Polisario : La confirmation de Khatri Adouh crée des remous à Tindouf




Les dirigeants actuels du Front Polisario et des autres institutions de la république sahraouie (RASD) sont tous des personæ non gratæ aux yeux des populations sahraouies des camps de Tindouf.



Khatri Adouh
Khatri Adouh

 Après avoir vivement contesté la reconduction de Mohamed Abdelaziz dans ses fonctions de chef du front Polisario et de président de la RASD, les réfugiés sahraouis séquestrés depuis plus de 36 ans dans les camps de Lhamada dans le sud-ouest algériens, ont vivement dénoncé la confirmation, le 27 février dernier, de l’ancien ministre de l'information, Khatri Adouh dans les fonctions de président du Conseil national sahraoui (CNS - Parlement), poste dont il assurait l’intérim depuis la mort suspecte de Mahfoud Ali Beiba le 2 juillet 2010.


Ce dernier est décédé, officiellement suite à une crise cardiaque, mais vraisemblablement, il aurait été liquidé par des agents du DRS (service de renseignement militaire algérien). Ali Beiba était devenu trop gênant par ses positions jugées favorables au plan d’autonomie marocain, donc pour son chef Mohamed Abdelaziz et le DRS, il fallait l’éliminer.

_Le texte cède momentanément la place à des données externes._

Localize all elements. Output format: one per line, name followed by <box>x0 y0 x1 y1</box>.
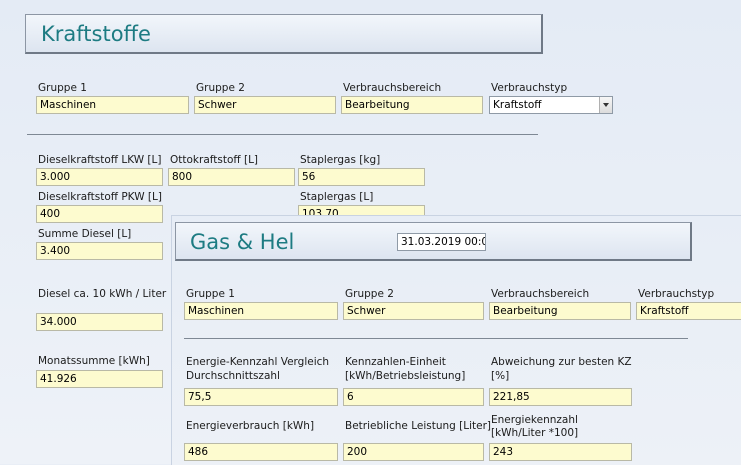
summe-diesel-label: Summe Diesel [L] <box>38 228 132 240</box>
verbrauchstyp-value: Kraftstoff <box>493 99 542 111</box>
monatssumme-label: Monatssumme [kWh] <box>38 355 150 367</box>
verbrauchstyp-field[interactable]: Kraftstoff <box>636 302 741 320</box>
betriebliche-leistung-field[interactable]: 200 <box>343 443 484 461</box>
kz-einheit-field[interactable]: 6 <box>343 388 484 406</box>
gruppe1-label: Gruppe 1 <box>38 82 87 94</box>
divider <box>27 134 538 135</box>
gas-form: Gas & Hel 31.03.2019 00:00: Gruppe 1 Mas… <box>171 215 741 465</box>
form-title: Gas & Hel <box>190 230 295 254</box>
abweichung-field[interactable]: 221,85 <box>489 388 632 406</box>
abweichung-label-2: [%] <box>491 370 510 382</box>
gruppe2-field[interactable]: Schwer <box>343 302 484 320</box>
verbrauchsbereich-label: Verbrauchsbereich <box>491 288 590 300</box>
gruppe1-field[interactable]: Maschinen <box>36 96 189 114</box>
diesel-lkw-field[interactable]: 3.000 <box>36 168 163 186</box>
kz-vergleich-label: Energie-Kennzahl Vergleich <box>186 356 330 368</box>
energiekennzahl-label: Energiekennzahl <box>491 414 578 426</box>
energieverbrauch-field[interactable]: 486 <box>184 443 338 461</box>
summe-diesel-field[interactable]: 3.400 <box>36 242 163 260</box>
date-field[interactable]: 31.03.2019 00:00: <box>397 233 486 251</box>
verbrauchstyp-select[interactable]: Kraftstoff <box>489 96 613 114</box>
dropdown-button[interactable] <box>599 97 612 113</box>
form-title: Kraftstoffe <box>41 22 151 46</box>
energieverbrauch-label: Energieverbrauch [kWh] <box>186 420 315 432</box>
abweichung-label: Abweichung zur besten KZ <box>491 356 632 368</box>
form-header: Gas & Hel 31.03.2019 00:00: <box>175 222 692 261</box>
gruppe2-label: Gruppe 2 <box>345 288 394 300</box>
chevron-down-icon <box>603 103 609 107</box>
gruppe1-field[interactable]: Maschinen <box>184 302 338 320</box>
kz-vergleich-field[interactable]: 75,5 <box>184 388 338 406</box>
staplergas-l-label: Staplergas [L] <box>300 191 374 203</box>
monatssumme-field[interactable]: 41.926 <box>36 370 163 388</box>
divider <box>184 338 688 339</box>
verbrauchstyp-label: Verbrauchstyp <box>491 82 568 94</box>
diesel-kwh-label: Diesel ca. 10 kWh / Liter <box>38 288 167 300</box>
diesel-pkw-field[interactable]: 400 <box>36 205 163 223</box>
gruppe1-label: Gruppe 1 <box>186 288 235 300</box>
kz-einheit-label-2: [kWh/Betriebsleistung] <box>345 370 466 382</box>
diesel-kwh-field[interactable]: 34.000 <box>36 313 163 331</box>
gruppe2-label: Gruppe 2 <box>196 82 245 94</box>
staplergas-kg-label: Staplergas [kg] <box>300 154 381 166</box>
verbrauchstyp-label: Verbrauchstyp <box>638 288 715 300</box>
energiekennzahl-field[interactable]: 243 <box>489 443 632 461</box>
verbrauchsbereich-label: Verbrauchsbereich <box>343 82 442 94</box>
diesel-lkw-label: Dieselkraftstoff LKW [L] <box>38 154 162 166</box>
energiekennzahl-label-2: [kWh/Liter *100] <box>491 427 579 439</box>
diesel-pkw-label: Dieselkraftstoff PKW [L] <box>38 191 162 203</box>
otto-field[interactable]: 800 <box>168 168 295 186</box>
betriebliche-leistung-label: Betriebliche Leistung [Liter] <box>345 420 491 432</box>
otto-label: Ottokraftstoff [L] <box>170 154 259 166</box>
kz-vergleich-label-2: Durchschnittszahl <box>186 370 280 382</box>
gruppe2-field[interactable]: Schwer <box>194 96 336 114</box>
form-header: Kraftstoffe <box>25 14 543 54</box>
verbrauchsbereich-field[interactable]: Bearbeitung <box>341 96 483 114</box>
staplergas-kg-field[interactable]: 56 <box>298 168 425 186</box>
verbrauchsbereich-field[interactable]: Bearbeitung <box>489 302 631 320</box>
kz-einheit-label: Kennzahlen-Einheit <box>345 356 446 368</box>
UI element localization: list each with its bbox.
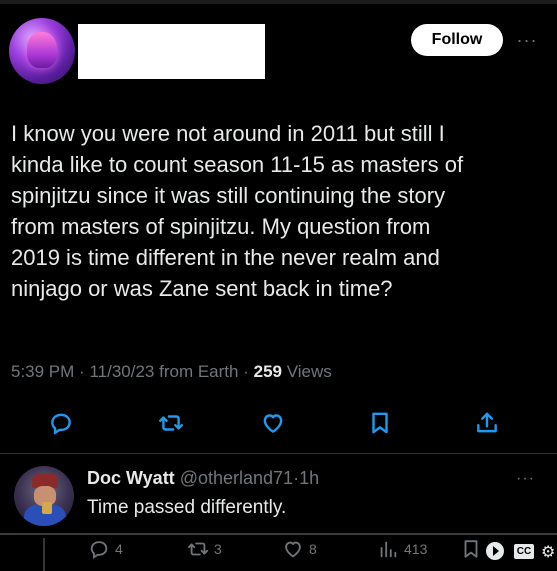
- section-divider: [0, 453, 557, 454]
- reply-author-name[interactable]: Doc Wyatt: [87, 468, 175, 488]
- meta-separator: ·: [79, 362, 85, 381]
- heart-icon[interactable]: [258, 408, 288, 438]
- reply-header: Doc Wyatt @otherland71·1h: [87, 468, 319, 489]
- reply-view-count: 413: [404, 541, 428, 557]
- reply-icon: [90, 541, 108, 559]
- reply-bookmark-button[interactable]: [460, 538, 482, 560]
- reply-avatar[interactable]: [14, 466, 74, 526]
- more-options-icon[interactable]: ···: [514, 31, 540, 49]
- closed-captions-button[interactable]: CC: [514, 544, 534, 559]
- views-chart-icon: [380, 541, 397, 558]
- heart-icon: [285, 541, 301, 558]
- tweet-text: I know you were not around in 2011 but s…: [11, 121, 464, 301]
- video-progress-bar[interactable]: [0, 533, 557, 535]
- reply-views-button[interactable]: 413: [377, 538, 427, 560]
- meta-separator: ·: [243, 362, 249, 381]
- tweet-action-bar: [0, 408, 557, 440]
- share-icon[interactable]: [472, 408, 502, 438]
- video-play-button[interactable]: [486, 542, 504, 560]
- reply-more-options-icon[interactable]: ···: [516, 470, 535, 488]
- tweet-time[interactable]: 5:39 PM: [11, 362, 74, 381]
- tweet-source: from Earth: [159, 362, 239, 381]
- reply-time[interactable]: 1h: [299, 468, 319, 488]
- reply-reply-count: 4: [115, 541, 123, 557]
- reply-retweet-count: 3: [214, 541, 222, 557]
- reply-retweet-button[interactable]: 3: [187, 538, 222, 560]
- retweet-icon: [187, 542, 209, 556]
- redacted-author-name: [78, 24, 265, 79]
- views-label: Views: [286, 362, 332, 381]
- gear-icon[interactable]: ⚙: [541, 542, 555, 562]
- reply-like-count: 8: [309, 541, 317, 557]
- tweet-meta: 5:39 PM · 11/30/23 from Earth · 259 View…: [11, 362, 332, 382]
- reply-action-bar: 4 3 8 413: [0, 538, 557, 560]
- retweet-icon[interactable]: [156, 408, 186, 438]
- reply-reply-button[interactable]: 4: [88, 538, 123, 560]
- reply-text: Time passed differently.: [87, 497, 287, 518]
- reply-author-handle[interactable]: @otherland71: [180, 468, 293, 488]
- reply-icon[interactable]: [46, 408, 76, 438]
- tweet-date[interactable]: 11/30/23: [89, 362, 154, 381]
- reply-like-button[interactable]: 8: [282, 538, 317, 560]
- bookmark-icon: [464, 540, 478, 558]
- author-avatar[interactable]: [9, 18, 75, 84]
- follow-button[interactable]: Follow: [411, 24, 503, 56]
- views-count: 259: [253, 362, 282, 381]
- bookmark-icon[interactable]: [365, 408, 395, 438]
- top-divider: [0, 0, 557, 4]
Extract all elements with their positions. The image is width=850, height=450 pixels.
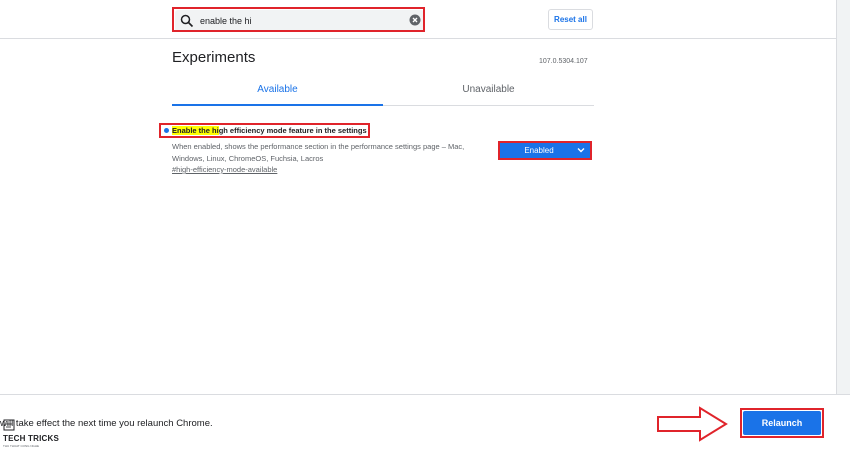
- experiment-link[interactable]: #high-efficiency-mode-available: [172, 165, 277, 174]
- active-tab-indicator: [172, 104, 383, 106]
- search-annotation-box: [172, 7, 425, 32]
- tab-unavailable[interactable]: Unavailable: [383, 84, 594, 95]
- page-title: Experiments: [172, 49, 256, 66]
- tab-available[interactable]: Available: [172, 84, 383, 95]
- scrollbar-track[interactable]: [836, 0, 850, 394]
- header-divider: [0, 38, 836, 39]
- select-annotation-box: [498, 141, 592, 160]
- watermark-subtitle: THU THUAT CONG NGHE: [3, 444, 40, 448]
- version-label: 107.0.5304.107: [539, 58, 588, 65]
- reset-all-button[interactable]: Reset all: [548, 9, 593, 30]
- watermark-title: TECH TRICKS: [3, 434, 59, 443]
- experiment-annotation-box: [159, 123, 370, 138]
- experiment-description: When enabled, shows the performance sect…: [172, 142, 465, 163]
- relaunch-annotation-box: [740, 408, 824, 438]
- arrow-right-icon: [657, 406, 728, 442]
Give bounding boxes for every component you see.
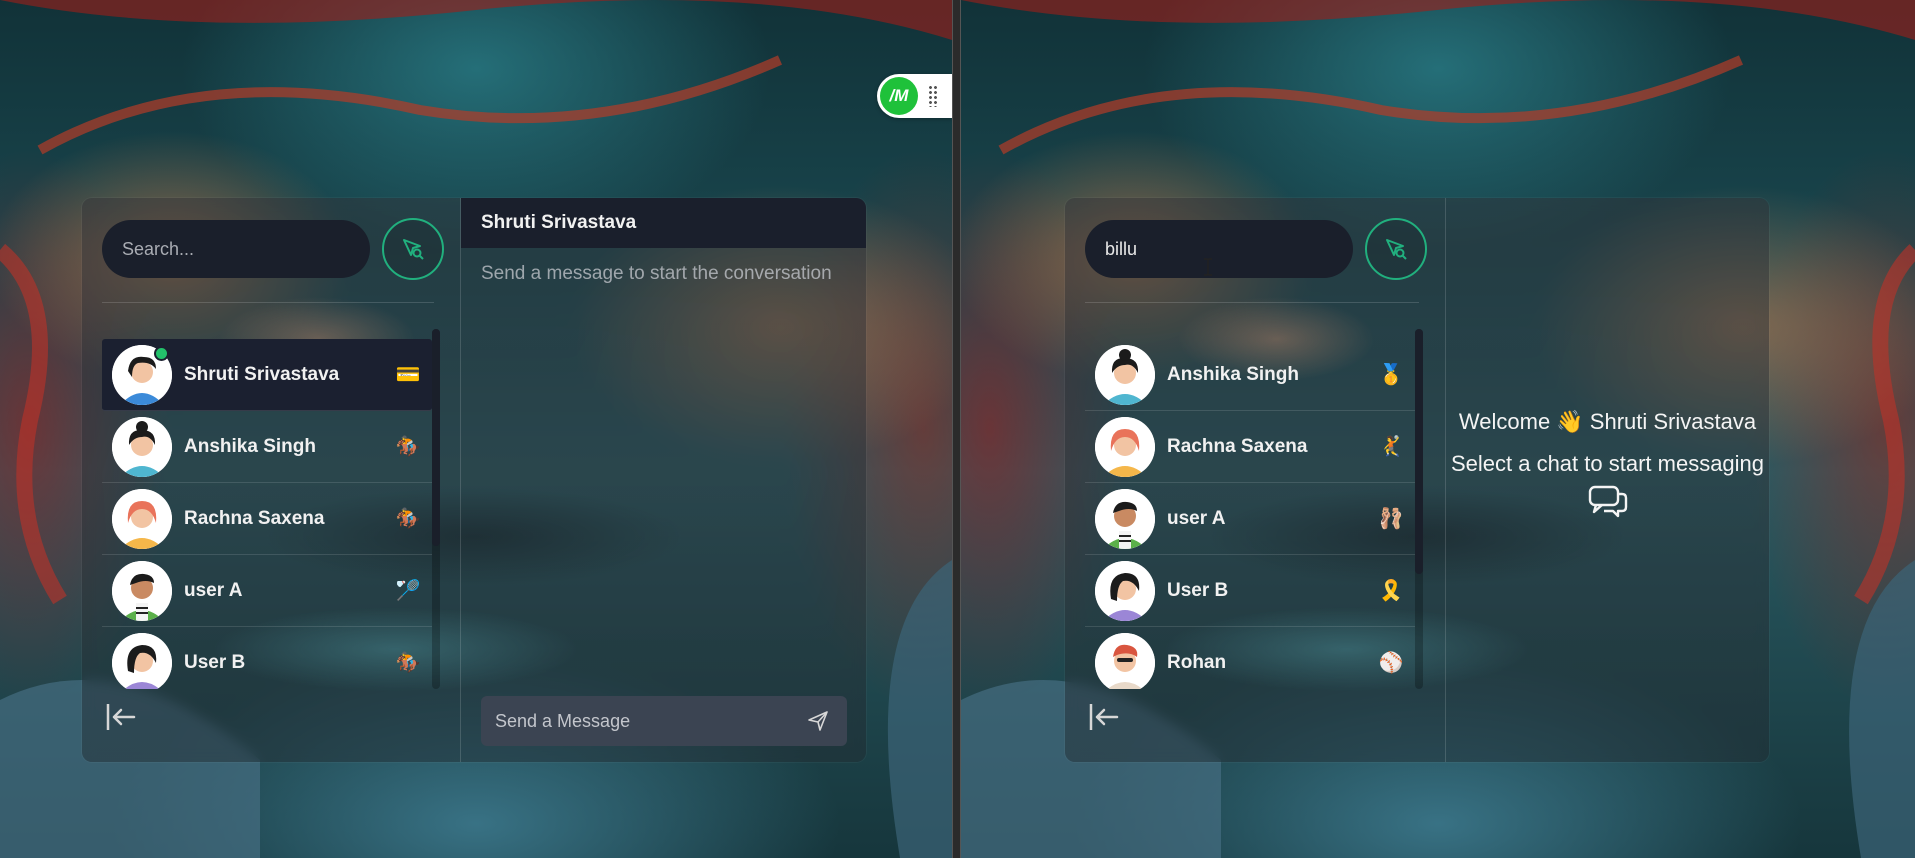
search-bar (1085, 218, 1427, 280)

C’est aussi, pour ces raisons que parmi les jeunes protestataires qui contestaient la confirmation d’Adouh à la tête du CNS, se trouvaient des dirigeants sympathisants ou partisans de Mahfoud Ali Beiba. Bien entendu, Abdelaziz, étant dur comme marbre dès lors qu’il entend parler de protestations de rue, n’a pas failli à ses habitudes en donnant ordre à ses milices armées, de mater cette protestation qui risquait de se généraliser dans les camps de Tindouf.